Yazar, yıllar geçtikçe, yabancı gibi hissetme, ikamet vizesiyle yaşama ve herhangi bir yerin vatandaşı olmama gibi karışık duygularla yaşadığını ortaya koyuyor. Bu köksüzlük duygusu, 19 yaşında üniversite eğitimi için İngiltere’ye taşındığında yoğunlaştı ve daha sonra çalışmak ve sonunda emekli ailesiyle birlikte yaşamak için Hindistan’a geri döndü. On yıl boyunca, üç ülkede sekiz evde yaşamıştı. Bu sürekli geçiş onu endişeyle boğuşmaya ve bir aidiyet duygusu bulmak için mücadele etmeye bıraktı. Haziran 2020’de pandemi sırasında iki haftada bir yapılan terapi seansında, Soyundan Vatandaş yazma fikri şekillendi. “O zamanlar zihinsel olarak zehirli bir balonun içinde yaşıyordum. Dünya kapanmıştı. Düşüncelerim ve duygularımla mücadele ediyordum. Belirli bir hedefim yoktu. Tek yapmak istediğim kendim için bir şeyler yazmaktı “diyor Arya. Ve hayatındaki toksisite üzerine iç gözlem olan ‘Köpürme’ adlı bir makale yazarak tam da bunu yaptı. Ablası Ritu bu yazıyı çok sevdi ve arkadaşları Mohannad Salim tarafından resmedilmesini önerdi. Arya, ”Küçük pandemi projesinin bir deneme ve bir zine olması gerekiyordu ama orada bitmedi” diyor. Bir yazı diğerine yol açtı ve üç yıl içinde Arya, 12 sanatçının illüstrasyonlarını içeren bir otobiyografi yazdı. Kitabın, üç ülkeden birinde yaşadığı bir evin belirli bir bölümünü merkez alan on ana makalesi var.
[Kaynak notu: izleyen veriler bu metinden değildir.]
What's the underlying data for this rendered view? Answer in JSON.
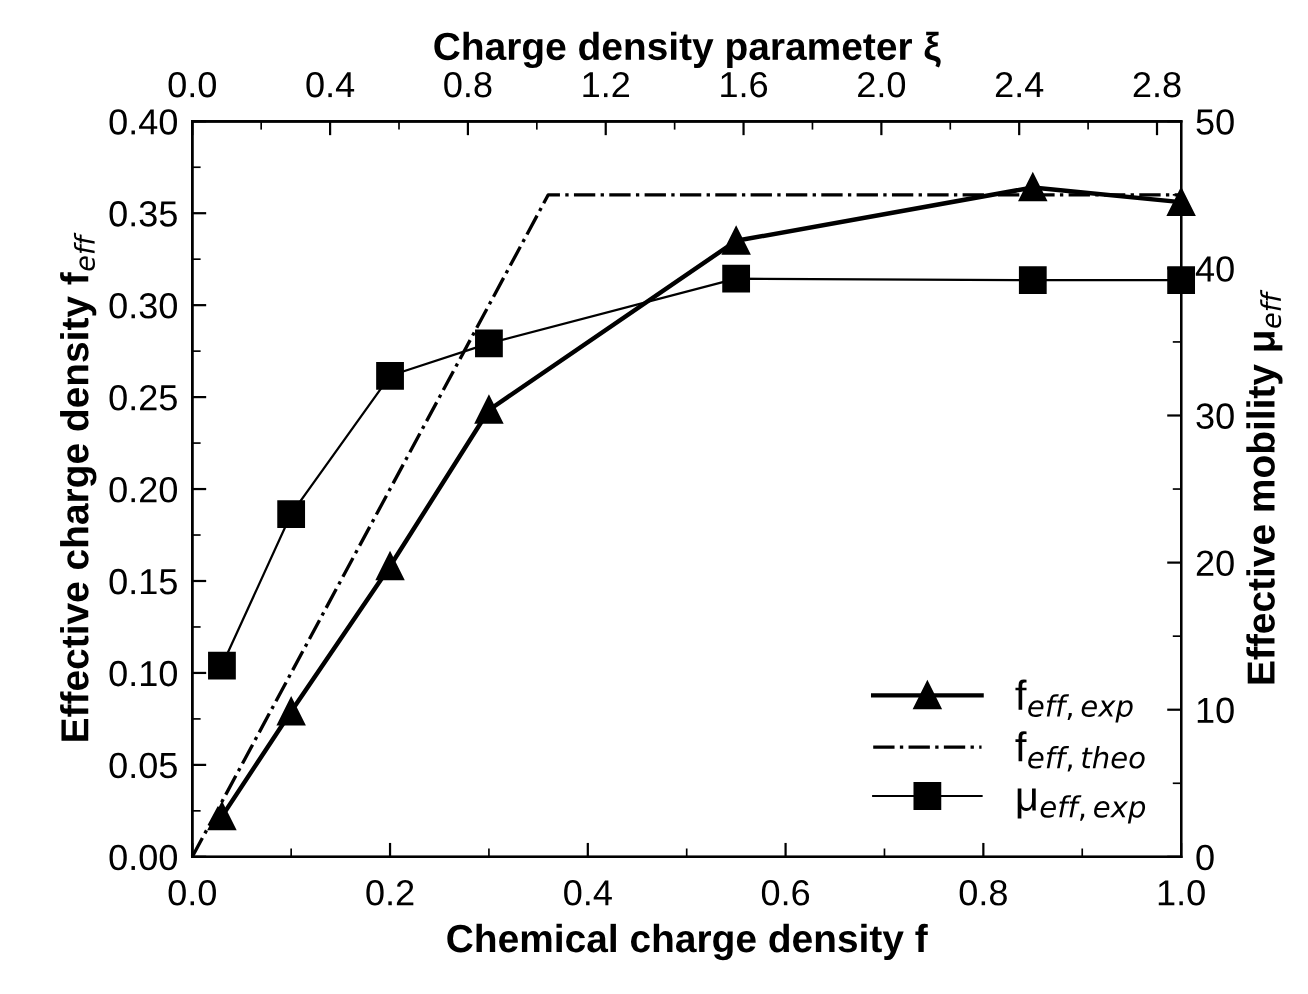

Her bölüm aynı zamanda hayatının o dönemindeki zihinsel sağlığını da ele alır. İlk bölüm olan ‘Ev Merkezli’, altı ila yedi yaşları arasındayken Dubai’de geçiyor. Burası Al Satwa’da yaşadığı villa. Ailesi, sınıf arkadaşlarının onunla konuşmayı bıraktığı, Sharjah’daki bir mobilya mağazasında kaybolduğu ve başının neredeyse bir merdivenin korkuluklarına nasıl sıkıştığı olayı hakkında yazıyor. Çocukluğunun acı tatlı yansımaları, birbirine sıkı sıkıya bağlı ailesi, dış dünyayla ilgili kendi kaygısı ve ailesini kaybetme konusundaki en büyük korkusu hakkında içgörüler ortaya koyuyor.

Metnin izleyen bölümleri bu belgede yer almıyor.